Make Again
After Erika Meitner
Creation myth: fatherless beginning. A Rush more
intoxicating than absinthe—I guess peace bores the greatest men.
I could laugh about it, but if I could be dutifully average, I have
at least sixty more years to live. These wars have begun rhyming,
burgeoning childhood impulses. Did we ever
unstage, unsoil, unsteal? I wish I could midwife the land into
loving color, but already death is as nostalgic as Sunday brunches,
only sweet when it’s unfamiliar. Voices blur and vanish into bar charts.

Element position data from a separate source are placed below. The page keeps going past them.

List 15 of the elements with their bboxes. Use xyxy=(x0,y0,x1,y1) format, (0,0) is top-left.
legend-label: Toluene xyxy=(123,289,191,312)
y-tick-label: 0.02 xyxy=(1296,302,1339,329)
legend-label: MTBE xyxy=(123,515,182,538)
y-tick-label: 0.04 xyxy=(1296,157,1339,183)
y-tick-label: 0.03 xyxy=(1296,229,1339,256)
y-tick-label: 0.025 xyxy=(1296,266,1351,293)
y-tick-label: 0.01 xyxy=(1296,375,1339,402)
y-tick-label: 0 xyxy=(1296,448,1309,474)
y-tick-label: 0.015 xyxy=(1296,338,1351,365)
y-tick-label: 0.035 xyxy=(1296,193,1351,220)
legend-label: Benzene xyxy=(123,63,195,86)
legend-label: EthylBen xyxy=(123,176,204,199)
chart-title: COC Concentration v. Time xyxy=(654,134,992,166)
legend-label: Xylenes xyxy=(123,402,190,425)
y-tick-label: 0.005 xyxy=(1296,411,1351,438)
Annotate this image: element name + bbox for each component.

I tried antidotes, spit sugarcane, bathed in regrets plastered
on open wounds. Saturdays, Mother and I search the supermarket
for fruits on sale. She places two peaches in my cart and I curse
their admissible oblivion. At night, when we dream ourselves to sleep—
her world remains tragically bright and mine godlessly ashy. I kiss
her numbed fingers and pray that silence is not tragedy’s
final stage. Try not to dream too hard, she hums, and I tell her I
wish I couldn’t. Today, a bluebird rips apart petunia petals and I hate
how this is what death has become. There was once an island we named Angel
only because our last and next life were a step away. I am iron-fisted,
manufactured & good. I mistake the spring goldenrods as fallout but I’m not
irreparable yet to believe that war is a habit of character. Tell me I
Know Nothing. Take me raw & lifeless, blistered & baptized. Come
tourist intervention, blissful revolution, underwater exploitation. How often I stare into myself
and hate how only the heart, when lesioned from the body, is borderless. I weigh myself
to be less than my maximized profits, a cartograph of imagined sums. In a summer,
when prayer still isn’t enough, will I know what to do with my body? Would we listen?
The past: a little sister, knocking at our doors.